が、イスラエルの情報員だった相棒のダイバーが――そのことはサヴェージも知らなかった――、ミラージュを爆破してしまう。
サヴェージは、撃たれた相棒を助けようとするが、けっきょく相棒は死に、サヴェージはサルベージ事業をふいにする。

驚いたことに、この冒頭のエピソードは本筋にはかかわらない。
ただ、登場人物の紹介が手際よくなされるだけだ。

その後、サヴェージはキロス島の沖で海綿採りをして糊口をしのぐ。
そんなサヴェージに、アレコという富豪が接触してくる。
ギリシア内戦中、共産党軍が占拠していた要塞から、捕虜になった将軍を助けだしたという、サヴェージの経歴を知っているアレコは、サヴェージにある仕事をもちかける。
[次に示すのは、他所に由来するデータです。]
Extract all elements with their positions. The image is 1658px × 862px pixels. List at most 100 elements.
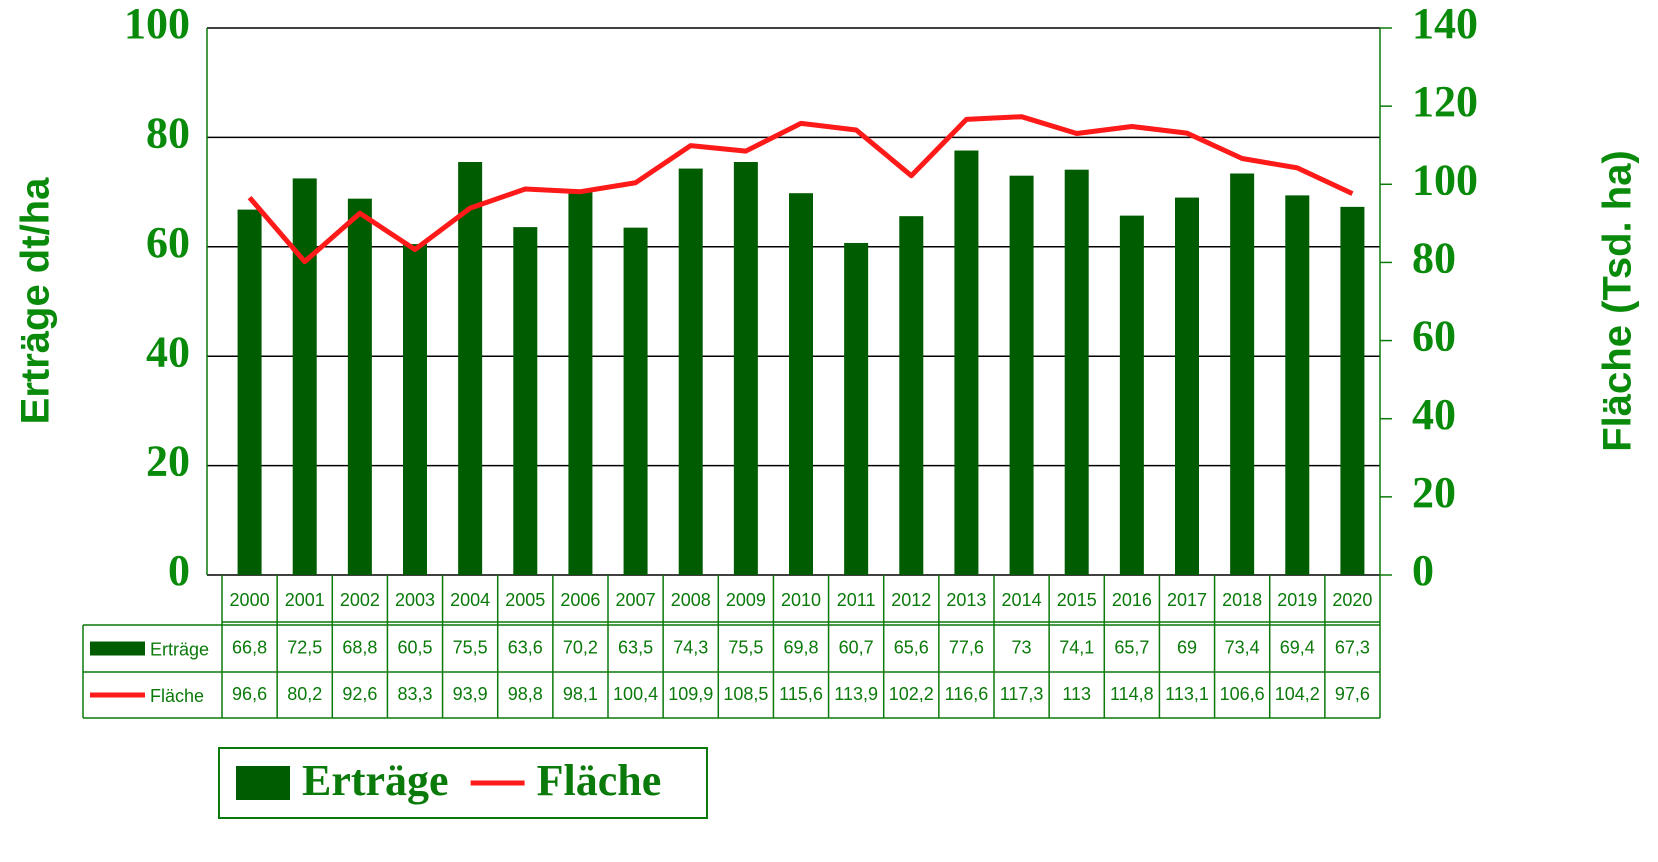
data-label: 93,9	[453, 684, 488, 704]
y-tick-label: 100	[124, 0, 190, 48]
x-tick-label: 2013	[946, 590, 986, 610]
data-label: 92,6	[342, 684, 377, 704]
bar	[1064, 169, 1089, 575]
y-tick-label: 80	[146, 108, 190, 157]
data-label: 65,7	[1114, 637, 1149, 657]
bar	[1119, 215, 1144, 575]
data-label: 72,5	[287, 637, 322, 657]
y2-tick-label: 40	[1412, 390, 1456, 439]
x-tick-label: 2012	[891, 590, 931, 610]
table-series-name: Fläche	[150, 686, 204, 706]
bar	[844, 242, 869, 575]
data-label: 70,2	[563, 637, 598, 657]
data-label: 97,6	[1335, 684, 1370, 704]
bar	[623, 227, 648, 575]
data-label: 60,5	[397, 637, 432, 657]
y-tick-label: 40	[146, 327, 190, 376]
data-label: 73,4	[1225, 637, 1260, 657]
bar	[1230, 173, 1255, 575]
x-tick-label: 2018	[1222, 590, 1262, 610]
x-tick-label: 2019	[1277, 590, 1317, 610]
x-tick-label: 2002	[340, 590, 380, 610]
data-label: 74,1	[1059, 637, 1094, 657]
data-label: 113,1	[1165, 684, 1209, 704]
data-label: 116,6	[945, 684, 989, 704]
bar	[1340, 206, 1365, 575]
data-label: 63,6	[508, 637, 543, 657]
data-label: 63,5	[618, 637, 653, 657]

ギリシアの軍事政権転覆をたくらむ者たちが、ある場所で集会を開いた。
そこで、反政府人物たちのリストがつくられた。
そのリストは、無理に開けようとすると爆発する装置が仕掛けられたアタッシュケースに入れられ、特使の手首に鎖でつながれて、飛行機ではこばれた。
が、エンジンの故障のため、飛行機はクレタ島沖合に墜落。
パイロットだけが助かり、シノス島の政治用監獄に収容されている。
このパイロットが口を割る前に、シノス島から救いだしてほしい。

ところで、富豪のアレコには、サラという義妹がいる。
奥さんの妹だったが、奥さんは亡くなった。
サラは、イギリス人で、19歳。
美人で、伯爵令嬢で、お金持ちの叔父がいて、白血病をわずらっている。
とまあ、あんまり出来すぎた設定でちょっと笑ってしまう。
サヴェージはサラと恋仲になる。

サヴェージはアレコの依頼を一度は断る。
しかし、アレコの策謀にはまり、船を失うことになる。
サラと結婚すれば遊んで暮らせるにもかかわらず、サヴェージはアレコの依頼を受け、政治犯の救出に向かう――。

ここが、全体の3分の2あたり。
展開がいかにも遅い。
しかし、ここからがぜん面白くなる。